For many teachers, the hybrid style is much preferred as they see it to be more personal and beneficial for many students. Global Studies and AP Psychology teacher, Carla Rehak said, “I really enjoyed getting to see you all in person and I think LM did an amazing job at keeping us safe and following all the guidelines.” It’s important to acknowledge and follow CDC guidelines during the time of this pandemic. It’s even more important for students and faculty to feel safe. Spanish teacher, Señora Lauren Leveque had similar feelings:

“From a teaching point of view, I prefer the hybrid schedule because, for certain students, school is a safe place and a place where they can focus best. For me, going into school is a saving grace, working at home is too distracting. My heart truly breaks for students who struggle with virtual learning. Although I prefer the hybrid schedule for students, it is tough for me to teach both virtual students and in-person students simultaneously. I feel like I am ignoring one group of kids or the other.  Without a doubt, I appreciate all that LM is doing to follow the guidelines and keep us all safe.”

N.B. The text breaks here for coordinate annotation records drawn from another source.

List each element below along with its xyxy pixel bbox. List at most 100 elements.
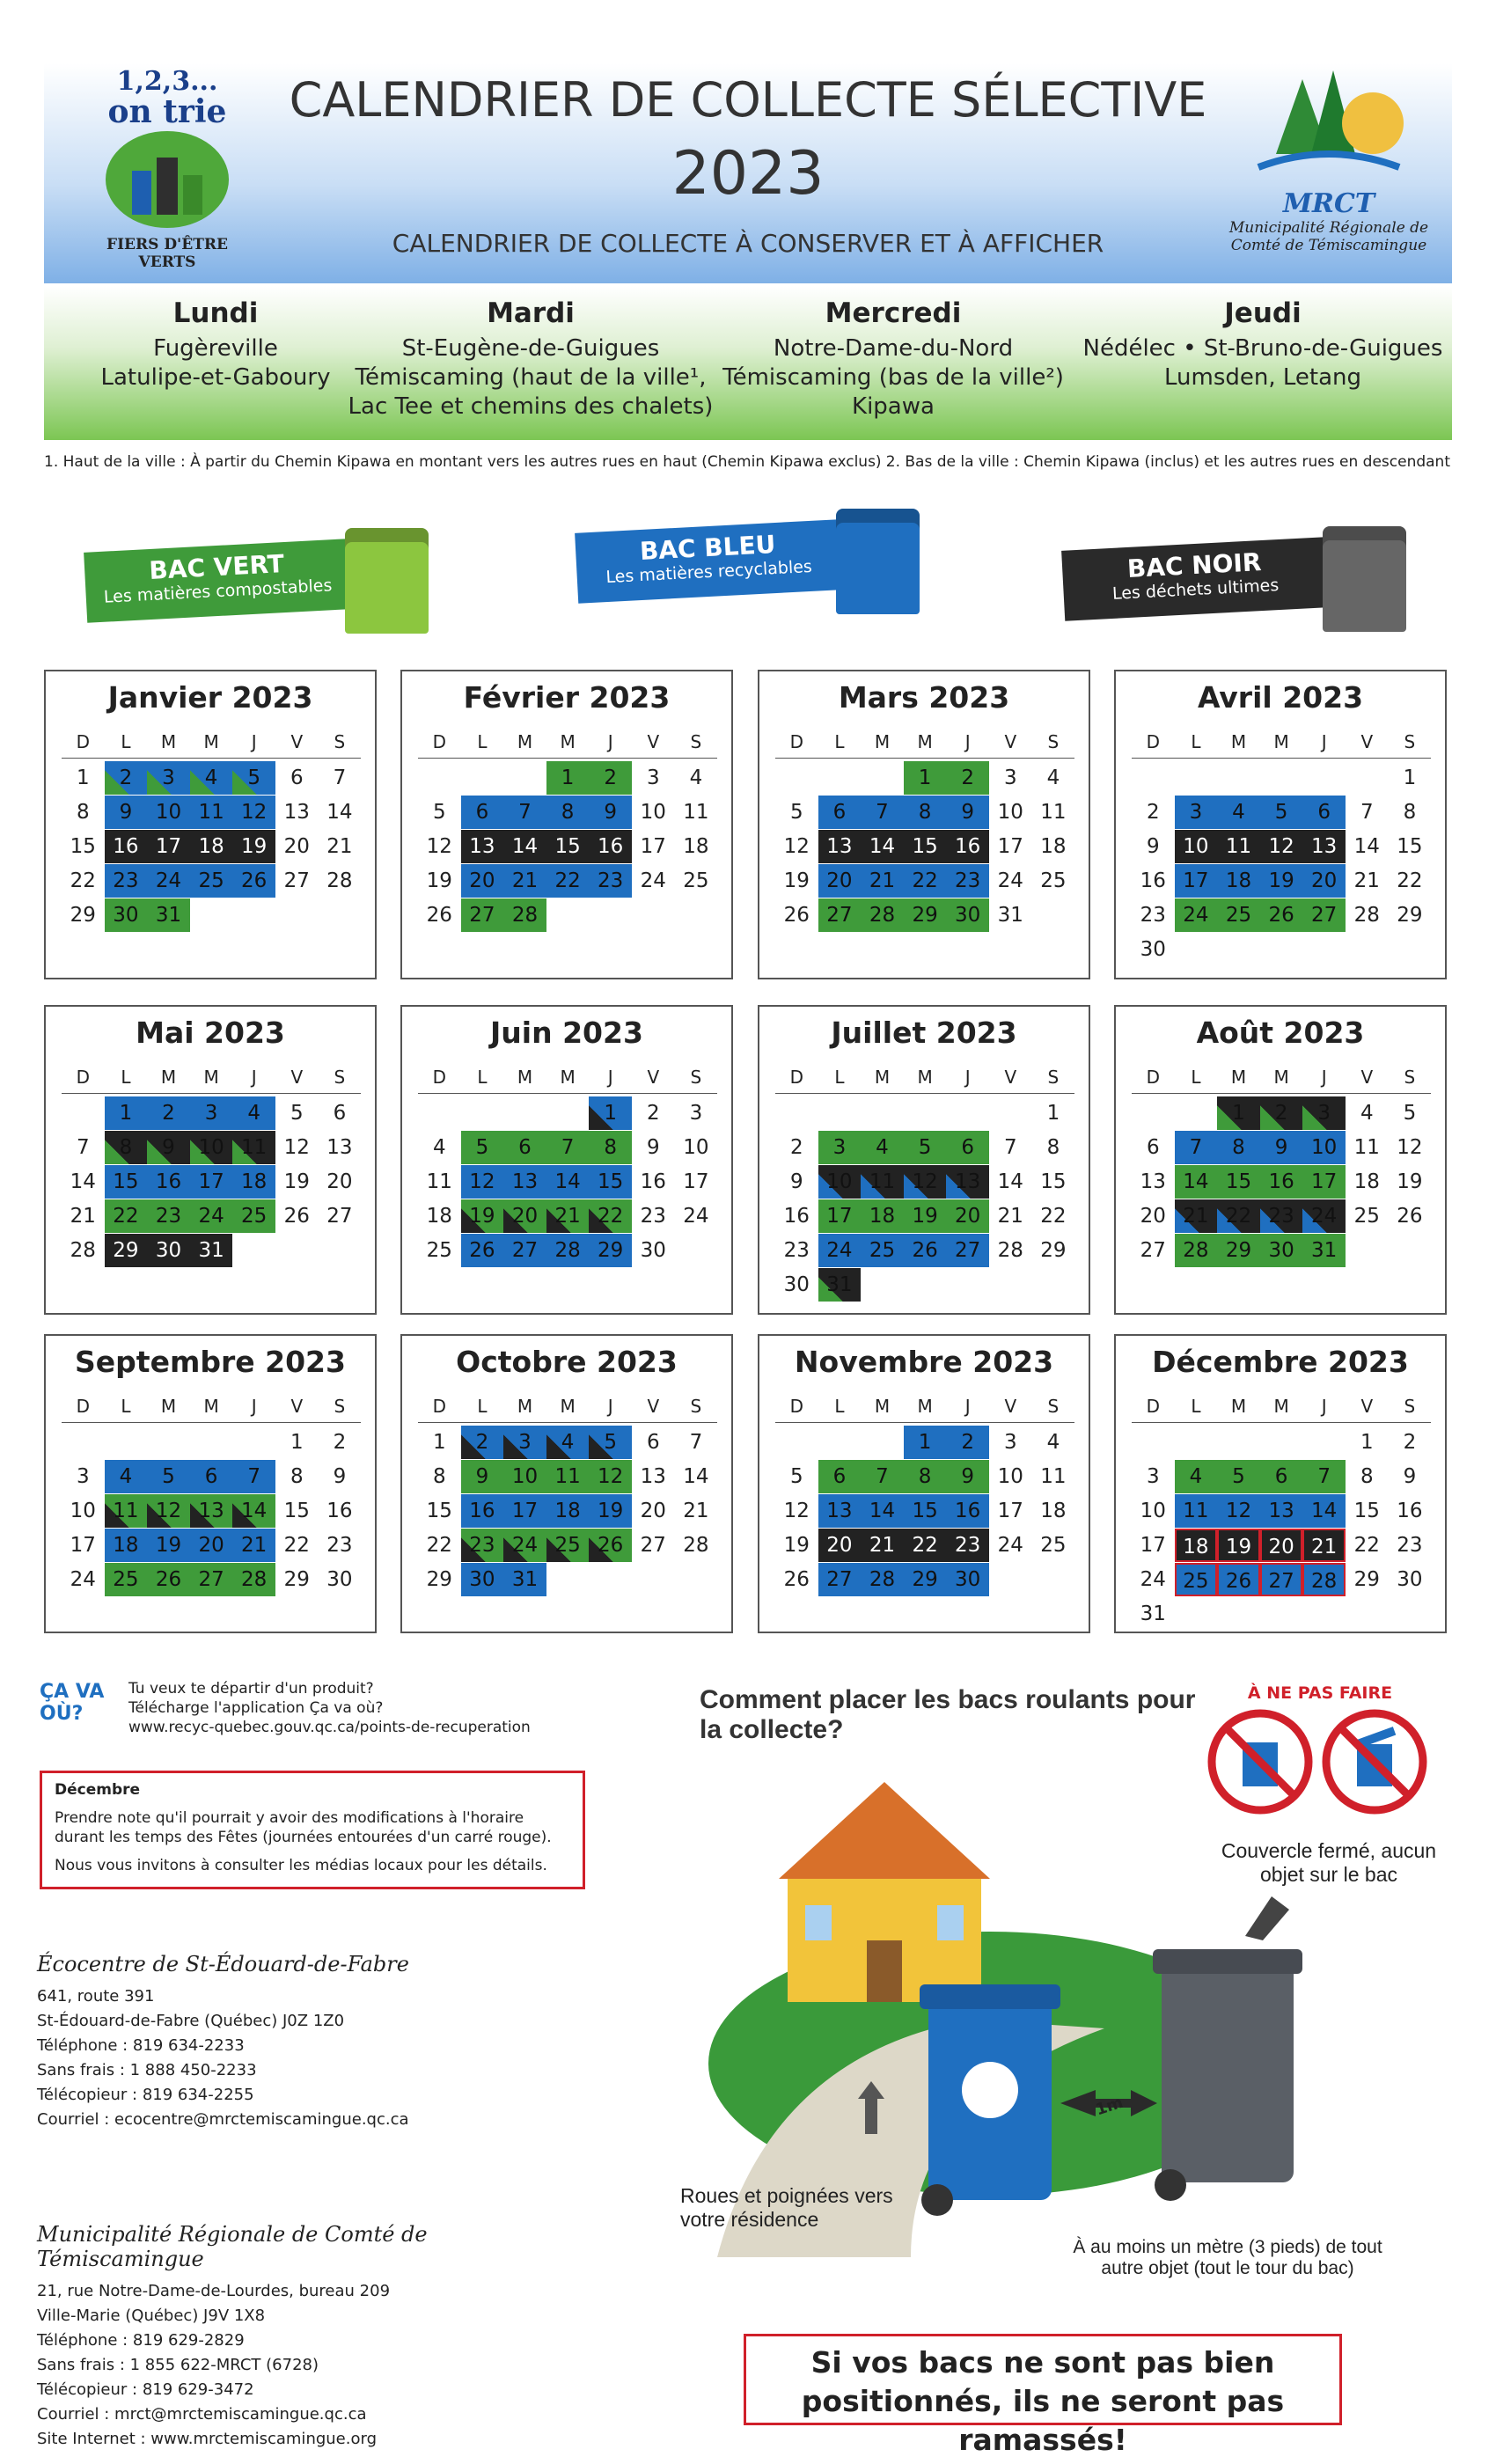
- weekday: V: [290, 1067, 304, 1088]
- day: 7: [1360, 801, 1374, 824]
- title: CALENDRIER DE COLLECTE SÉLECTIVE: [289, 72, 1207, 128]
- month-title: Février 2023: [463, 680, 671, 715]
- day: 14: [683, 1465, 709, 1488]
- text-line: Téléphone : 819 634-2233: [37, 2036, 245, 2055]
- day: 1: [76, 766, 90, 789]
- day: 31: [503, 1563, 546, 1596]
- day: 11: [1174, 1494, 1218, 1528]
- weekday: M: [874, 1396, 891, 1417]
- day: 19: [1397, 1170, 1423, 1193]
- text-line: Courriel : ecocentre@mrctemiscamingue.qc…: [37, 2110, 409, 2129]
- day: 9: [646, 1136, 660, 1159]
- day: 3: [689, 1102, 703, 1125]
- day: 8: [1360, 1465, 1374, 1488]
- weekday: D: [1146, 1067, 1160, 1088]
- wheels-note: Roues et poignées vers votre résidence: [680, 2184, 893, 2231]
- day: 22: [70, 869, 96, 892]
- day: 3: [147, 761, 190, 795]
- day: 28: [326, 869, 353, 892]
- day: 3: [646, 766, 660, 789]
- weekday: J: [607, 731, 613, 752]
- weekday: L: [1191, 1067, 1201, 1088]
- day: 6: [290, 766, 304, 789]
- day: 21: [1302, 1529, 1346, 1562]
- day: 24: [640, 869, 666, 892]
- day: 20: [460, 864, 504, 898]
- day: 1: [432, 1431, 446, 1454]
- place: Latulipe-et-Gaboury: [100, 364, 331, 391]
- day: 14: [503, 830, 546, 863]
- day: 20: [818, 1529, 862, 1562]
- day: 17: [189, 1165, 233, 1199]
- day: 12: [1259, 830, 1303, 863]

After listening to these voices in support of the hybridized learning style, it’s interesting and important to understand the counterpoints. 

Many other teachers are in opposition of the hybrid style of learning because of the difficult and limited options to maximize teaching and engagement. Math teacher, Kevin Grugan, said,

“The idea of hybrid was good, but I don’t think it ended up turning out as much as we hoped. The reason is because when students come into class, I can’t really have them engaged or in groups. They can’t go to the board or sit side by side due to the covid restrictions. I still need to project what I am doing on the board at home and to the students in the building. They are in school still looking at the same thing they would look at at home. I really like the virtual schedule as everyone is in their own set up and comfortable in the best learning environment for them. Working together is really difficult with both platforms especially in breakout rooms. In hybrid, there is only five minutes which is tough for teachers getting ready for the next class and for students to be off their screens to be ready for the next class. Virtual is easier to talk to students who need help due to more lunch and learn. There is more time to check in with students before or after class with the bigger breaks, which is important as a math teacher or not. Virtual feels better and more efficient of a schedule.” 

With the alternate style of group activities, specific teaching purposes aren’t reached. Having students both online and in person leads to greater incohesiveness causing increased difficulties and stress for teachers. English teacher Isabelle Wozniak shared similar difficulties. She said that although she enjoyed the hybrid format because interactions with students were better and more personal, for students at home, it isn’t an easy schedule and with students getting tired from too much screen time, good focus is hard to achieve. “Although I like hybrid, virtual has its benefits. Teaching both platforms, virtual and in person, was hard to manage to keep both interacting and my attention pulled in both directions.” It’s important to factor in the lifestyles of the students and teachers  when coming to a final decision. The goal of school seems tethered with the hybrid style of teaching, leading to positive and negative outcomes for both choices. 

Although the subject the educator teaches is very critical in choosing which schedule is preferred, many teachers have come to an agreement in regards to their final decision. During the time of the pandemic, many everyday activities have had to be modified leading to extra efforts from everyone to make things run smoothly. As for the decision, it was decided for high school students to continue with the fully virtual schedule. With this choice being made, teachers’ lives have been made easier and their classes more beneficial for their students. Most importantly, the safety of all students and faculty are maximized due to the lack of contact and exposure.